Janvier 1963. L’exercice précédent du studio est déclaré négatif, la Fox est au bord de la banqueroute. Spyros Skouras, tenaillé par les financiers de New York vire Walter Wanger de la production et annonce une sortie pour le mois de juillet suivant. En catastrophe, les dernières scènes qui manquent sont bâclées sans même être écrites, on renvoie les figurants et les trois quarts des techniciens. Liz Taylor quitte Rome avec en poche un cachet de 7 millions $. Dans la foulée, Mankiewicz est détaché de la post-production, jugé « inapte » à sa mise à bien. Les rushes débarqués à Los Angeles, on s’aperçoit benoîtement que personne ne peut s’atteler au montage d’un pareil mastondonte, aussi rappelle-t-on le réalisateur à la rescousse. Il accouche d’une première version de... six heures. On le somme de diviser la durée du film par deux, c’est un énième coup de poignard dans le dos. Des pans entiers, des personnages de second plan disparaissent totalement au fur et à mesure du processus. Il ne reste à la fin qu’un squelette rapiécé de fortune où surnagent les histoires d’amour successives de Cléopâtre avec César et Marc-Antoine, là où Mankiewicz ambitionnait deux films distincts. La campagne promo d’une ampleur hallucinante est lancée, touchant la mode, les cosmétiques et quantité de produits dérivés. On se fiche du résultat, il faut du tapage, de la publicité à tout crin. Mis en vente quatre mois avant la première mondiale, les billets d’un mois de séances sont tous réservés. C’est alors que, jugeant qu’on l’a un peu oublié et jaloux des Taylor-Burton, Rex Harrison fait in extremis recréer tout l’affichage pour que son personnage y apparaisse à égalité avec celui de Marc-Antoine. Alors que sa partenaire royale vocifère partout qu’elle hait le film et qu’elle veut oublier ce qu’elle appelle un « cauchemar », c’est avec un pistolet sur la tempe qu’elle se rend à la première du film sans une once de magnanimité pour la Fox qui l’a payée si grassement.

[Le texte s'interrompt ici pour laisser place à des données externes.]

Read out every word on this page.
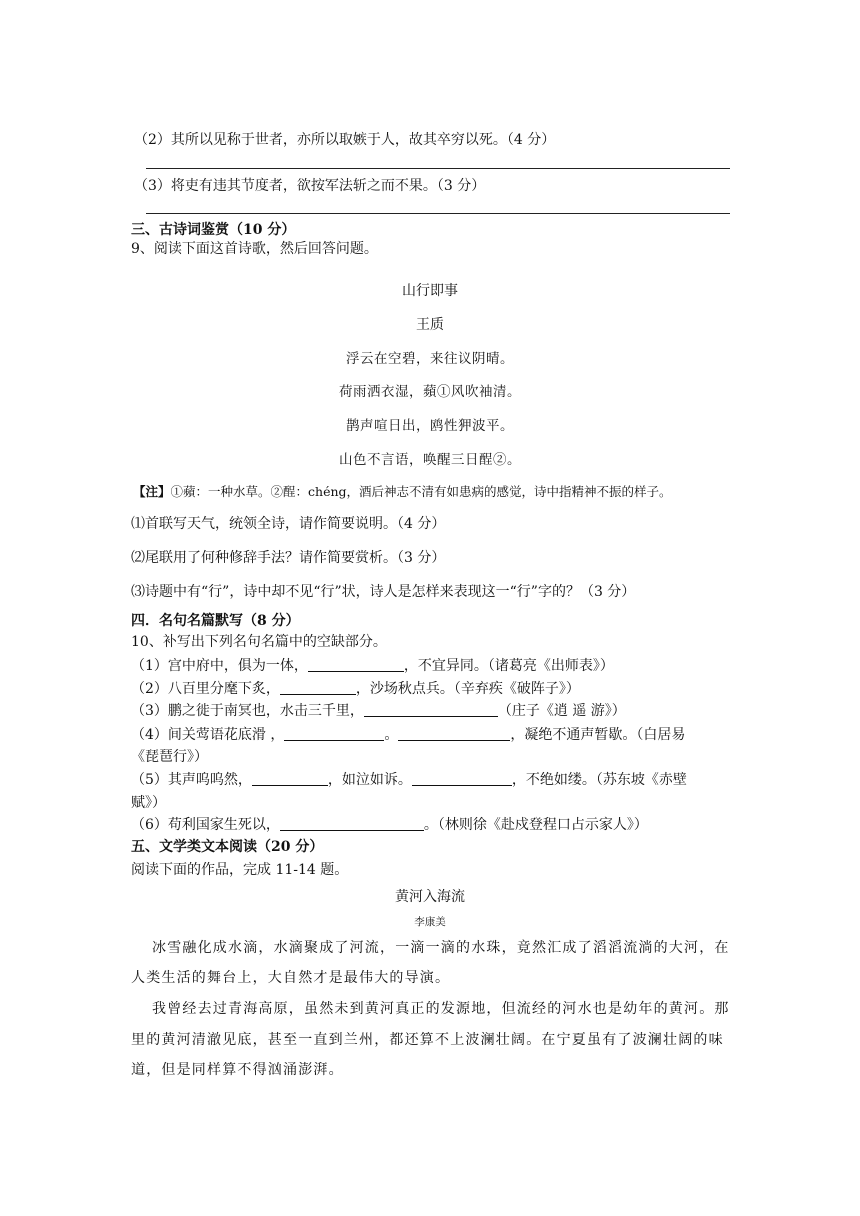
（2）其所以见称于世者，亦所以取嫉于人，故其卒穷以死。（4 分）
（3）将吏有违其节度者，欲按军法斩之而不果。（3 分）
三、古诗词鉴赏（10 分）
9、阅读下面这首诗歌，然后回答问题。
山行即事
王质
浮云在空碧，来往议阴晴。
荷雨洒衣湿，蘋①风吹袖清。
鹊声喧日出，鸥性狎波平。
山色不言语，唤醒三日酲②。
【注】①蘋：一种水草。②酲：chéng，酒后神志不清有如患病的感觉，诗中指精神不振的样子。
⑴首联写天气，统领全诗，请作简要说明。（4 分）
⑵尾联用了何种修辞手法？请作简要赏析。（3 分）
⑶诗题中有“行”，诗中却不见“行”状，诗人是怎样来表现这一“行”字的？（3 分）
四．名句名篇默写（8 分）
10、补写出下列名句名篇中的空缺部分。
（1）宫中府中，俱为一体，	，不宜异同。（诸葛亮《出师表》）
（2）八百里分麾下炙，	，沙场秋点兵。（辛弃疾《破阵子》）
（3）鹏之徙于南冥也，水击三千里，	（庄子《逍 遥 游》）
（4）间关莺语花底滑 ，	。	，凝绝不通声暂歇。（白居易
《琵琶行》）
（5）其声呜呜然，	，如泣如诉。	，不绝如缕。（苏东坡《赤壁
赋》）
（6）苟利国家生死以，	。（林则徐《赴戍登程口占示家人》）
五、文学类文本阅读（20 分）
阅读下面的作品，完成 11-14 题。
黄河入海流
李康美
冰雪融化成水滴，水滴聚成了河流，一滴一滴的水珠，竟然汇成了滔滔流淌的大河，在
人类生活的舞台上，大自然才是最伟大的导演。
我曾经去过青海高原，虽然未到黄河真正的发源地，但流经的河水也是幼年的黄河。那
里的黄河清澈见底，甚至一直到兰州，都还算不上波澜壮阔。在宁夏虽有了波澜壮阔的味
道，但是同样算不得汹涌澎湃。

LE FILM QUI CHANGEA LA FACE D’HOLLYWOOD

Et puis il y a le ouf final. C’est un succès mondial, celui que tous attendaient comme le messie. Malgré une pluie de nominations aux Oscars - ni Mankiewicz, ni le couple vedette n’y auront droit, soit l’ingratitude d’Hollywood dans toute sa magnificence cynique- seuls les costumes, les décors, la photo et les effets spéciaux sont récompensés. Il faudrait être d’une mauvaise foi infernale pour nier au film ses qualités esthétiques : c’est un pur enchantement visuel où aucun détail n’est laissé au hasard, où la somptuosité et le luxe le plus inouï règnent sans prétendre à la boursouflure, grâce au savoir-faire des meilleurs artisans d’Hollywood. Même troussés à l’arrache sur un coin de table, les dialogues sont aussi solennels qu’une fraise Tudor et plus piquants qu’un aspic, car Cléopâtre et ses chéris ne se parlent qu’en entrechats stylisés. Enfin, l’ensemble, wagnérien au possible, possède une réelle profondeur si l’on excepte les intrigues politiques un peu de guingois, sans qu’elles gâchent le plaisir. Le public ne s’y trompe pas et en trois ans le film est remboursé aux deux tiers; il est déclaré rentable au terme des années 70 après une vague de ressorties et de derniers versements faramineux aux ayants droits. A cette fin, et pour éviter d’ultimes réclamations sur les droits de diffusion, la Fox clôt définitivement les livres comptables du film en 1978 et fait sceller les archives, fait unique dans l’histoire des majors. Pour autant, la leçon est gravée dans le marbre, et si ce sont des films comme La Mélodie du bonheur ou Le Jour le plus long qui remettront la Fox à flot, le genre sword and sandals s’apparente à une malédiction. Il s’avère en effet qu’en dollars réévalués, le film aurait coûté en 1999 plus de 270 millions $. Cléopâtre, en 1963, marque à ce titre l’entrée d’une nouvelle ère : la fin de l’hégémonie des studios sur le système, tous allant être rachetés les uns à la suite des autres par des consortiums encore plus énormes. C’est l’arrivée aussi de la globalisation, où l’on se rend compte qu’une mise en œuvre traditionnelle et autarcique ne fonctionne plus, tant les éléments de la fabrication d’un grand film sont éparpillés entre plusieurs strates de financement internes et externes. Véritable prototype, voire archétype des hyperproductions modernes, Cléopâtre mérite à ce titre pleinement sa place au panthéon du cinéma.